How we cite our quotes: Citations follow this format: (Chapter.Paragraph)
Quote #4
For though these are not matters on which a biographer can profitably enlarge it is plain enough to those who have done a reader's part in making up from bare hints dropped here and there the whole boundary and circumference of a living person; can hear in what we only whisper a living voice; can see, often when we say nothing about it, exactly what he looked like; know without a word to guide them precisely what he thought--and it is for readers such as these that we write--it is plain then to such a reader that Orlando was strangely compounded of many humours--of melancholy, of indolence, of passion, of love of solitude, to say nothing of all those contortions and subtleties of temper which were indicated on the first page, when he slashed at a dead n*****'s head; cut it down; hung it chivalrously out of his reach again and then betook himself to the windowseat with a book. (2.8)
We can extrapolate Orlando’s thoughts and feelings from "bare hints."
Quote #5
Orlando had become a woman--there is no denying it. But in every other respect, Orlando remained precisely as he had been. The change of sex, though it altered their future, did nothing whatever to alter their identity. Their faces remained, as their portraits prove, practically the same. His memory--but in future we must, for convention's sake, say 'her' for 'his,' and 'she' for 'he'--her memory then, went back through all the events of her past life without encountering any obstacle. (3.42)
This passage refutes the idea that Orlando’s identity changes after he becomes a woman. This passage encourages us to look elsewhere for the possible meaning and effects of the sex change, and hints that there may be none at all—although we think there are.
Check out the biographer's usage of the nonbinary singular pronoun their in this quote! Woolf plays around with pronouns in her other works, and authors have used nonbinary pronouns since Shakespeare (probably before then too), but this sentence the only time in this particular novel when Orlando is described with nonbinary pronouns—as the character transitions from man to woman.

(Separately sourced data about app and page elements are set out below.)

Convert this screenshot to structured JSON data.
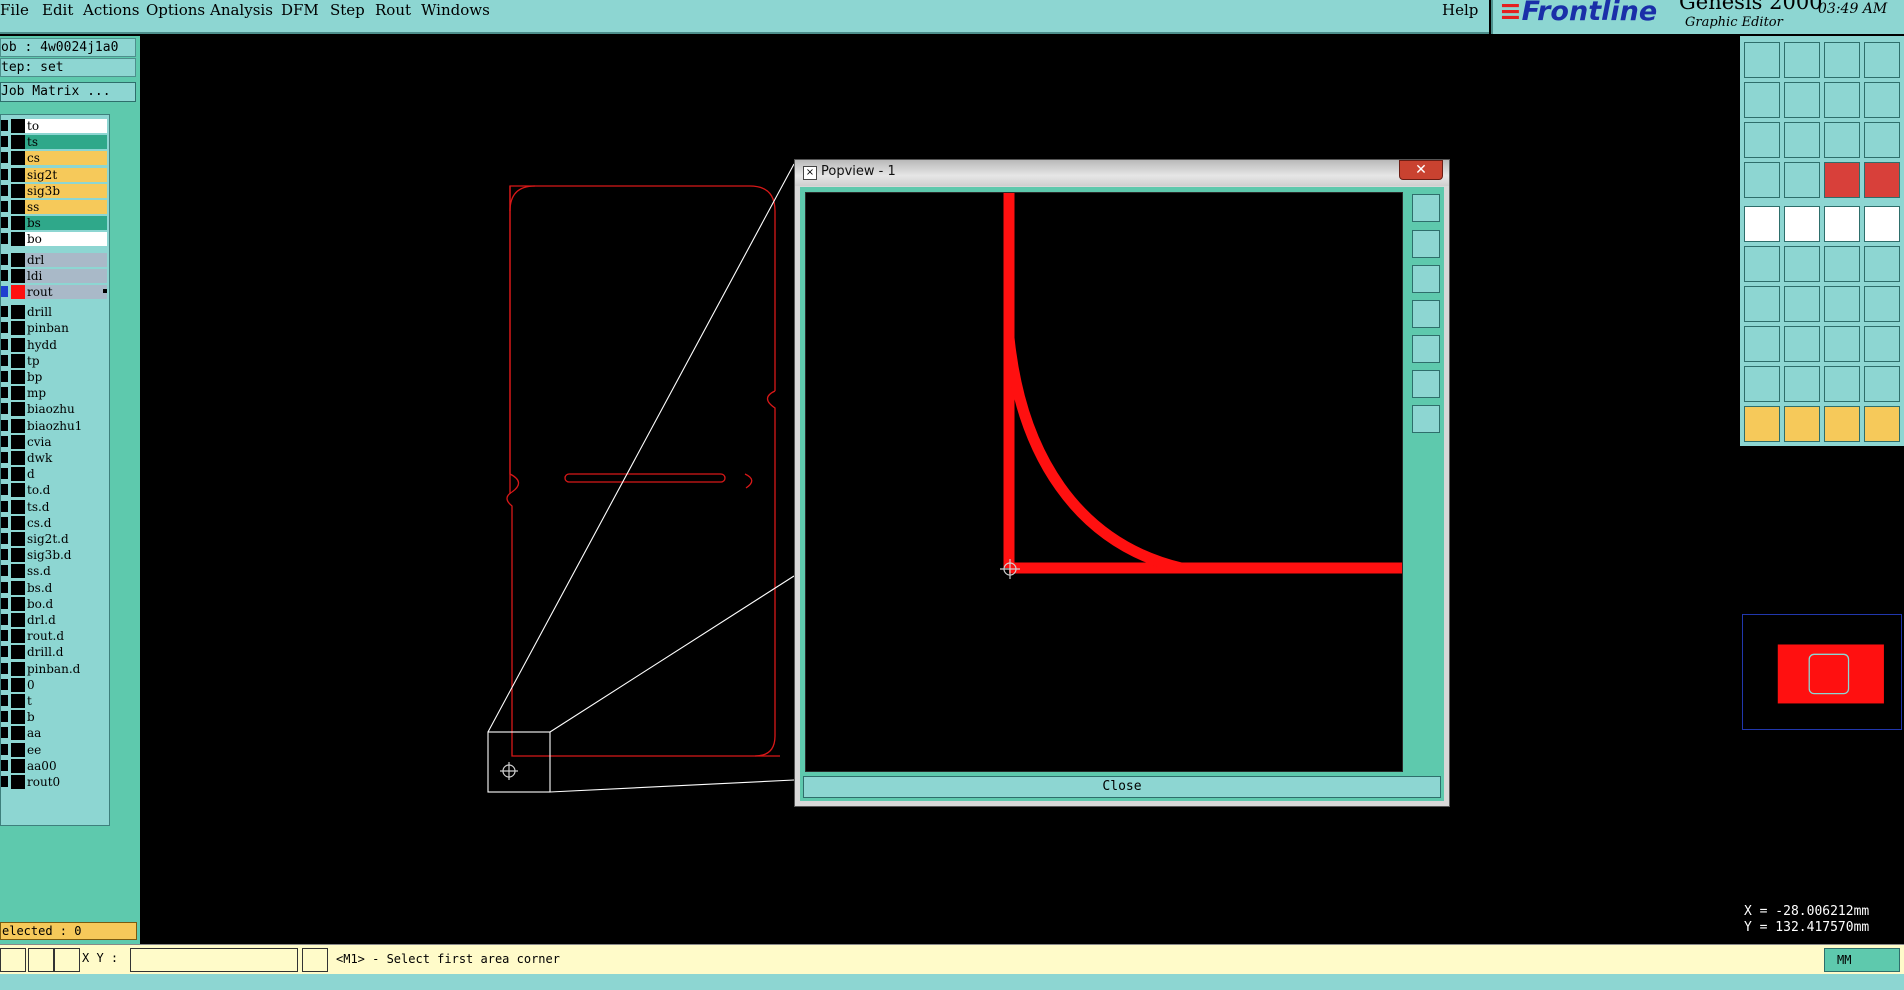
{
  "menu": {
    "items": [
      "File",
      "Edit",
      "Actions",
      "Options",
      "Analysis",
      "DFM",
      "Step",
      "Rout",
      "Windows"
    ],
    "help": "Help"
  },
  "brand": {
    "logo": "Frontline",
    "product": "Genesis 2000",
    "subtitle": "Graphic Editor",
    "clock": "03:49 AM"
  },
  "left_panel": {
    "job": "ob : 4w0024j1a0",
    "step": "tep: set",
    "matrix_button": "Job Matrix ...",
    "selected": "elected : 0"
  },
  "layers": [
    {
      "name": "to",
      "color": "#ffffff"
    },
    {
      "name": "ts",
      "color": "#2fa88a"
    },
    {
      "name": "cs",
      "color": "#f6c95a"
    },
    {
      "name": "sig2t",
      "color": "#f6c95a"
    },
    {
      "name": "sig3b",
      "color": "#f6c95a"
    },
    {
      "name": "ss",
      "color": "#f6c95a"
    },
    {
      "name": "bs",
      "color": "#2fa88a"
    },
    {
      "name": "bo",
      "color": "#ffffff"
    },
    {
      "name": "drl",
      "color": "#a9b9c8"
    },
    {
      "name": "ldi",
      "color": "#a9b9c8"
    },
    {
      "name": "rout",
      "color": "#a9b9c8",
      "active": true
    },
    {
      "name": "drill",
      "color": "#8dd6d2"
    },
    {
      "name": "pinban",
      "color": "#8dd6d2"
    },
    {
      "name": "hydd",
      "color": "#8dd6d2"
    },
    {
      "name": "tp",
      "color": "#8dd6d2"
    },
    {
      "name": "bp",
      "color": "#8dd6d2"
    },
    {
      "name": "mp",
      "color": "#8dd6d2"
    },
    {
      "name": "biaozhu",
      "color": "#8dd6d2"
    },
    {
      "name": "biaozhu1",
      "color": "#8dd6d2"
    },
    {
      "name": "cvia",
      "color": "#8dd6d2"
    },
    {
      "name": "dwk",
      "color": "#8dd6d2"
    },
    {
      "name": "d",
      "color": "#8dd6d2"
    },
    {
      "name": "to.d",
      "color": "#8dd6d2"
    },
    {
      "name": "ts.d",
      "color": "#8dd6d2"
    },
    {
      "name": "cs.d",
      "color": "#8dd6d2"
    },
    {
      "name": "sig2t.d",
      "color": "#8dd6d2"
    },
    {
      "name": "sig3b.d",
      "color": "#8dd6d2"
    },
    {
      "name": "ss.d",
      "color": "#8dd6d2"
    },
    {
      "name": "bs.d",
      "color": "#8dd6d2"
    },
    {
      "name": "bo.d",
      "color": "#8dd6d2"
    },
    {
      "name": "drl.d",
      "color": "#8dd6d2"
    },
    {
      "name": "rout.d",
      "color": "#8dd6d2"
    },
    {
      "name": "drill.d",
      "color": "#8dd6d2"
    },
    {
      "name": "pinban.d",
      "color": "#8dd6d2"
    },
    {
      "name": "0",
      "color": "#8dd6d2"
    },
    {
      "name": "t",
      "color": "#8dd6d2"
    },
    {
      "name": "b",
      "color": "#8dd6d2"
    },
    {
      "name": "aa",
      "color": "#8dd6d2"
    },
    {
      "name": "ee",
      "color": "#8dd6d2"
    },
    {
      "name": "aa00",
      "color": "#8dd6d2"
    },
    {
      "name": "rout0",
      "color": "#8dd6d2"
    }
  ],
  "popview": {
    "title": "Popview - 1",
    "close_label": "Close",
    "window_close_glyph": "✕"
  },
  "status": {
    "xy_label": "X Y :",
    "xy_value": "",
    "prompt": "<M1> - Select first area corner",
    "units": "MM"
  },
  "coords": {
    "x": "X = -28.006212mm",
    "y": "Y = 132.417570mm"
  },
  "colors": {
    "panel": "#8dd6d2",
    "panel_dark": "#5ec9ad",
    "rout_red": "#ff1010",
    "status_bg": "#fffbc9"
  }
}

As the biographer explains immediately after, Orlando will use she/her pronouns from here on out, even though just two sentences earlier, Orlando used he/him. But for this moment, using their—"their identity," "their portraits," "their faces"—allows Woolf to talk about Orlando outside of binary gender ideas.It's a super clever linguistic choice by Woolf here, and we want to make sure it gets the recognition it deserves.
Quote #6
She had been a gloomy boy, in love with death, as boys are; and then she had been amorous and florid; and then she had been sprightly and satirical; and sometimes she had tried prose and sometimes she had tried drama. Yet through all these changes she had remained, she reflected, fundamentally the same. She had the same brooding meditative temper, the same love of animals and nature, the same passion for the country and the seasons. (5.14)
Here we have a more specific delineation of the ways in which identity is fluid and the ways in which it is not. Look at the specific details in this passage and try to build a portrait of exactly what can change in a person and what stays the same. How can she be amorous and florid while at the same time still being brooding?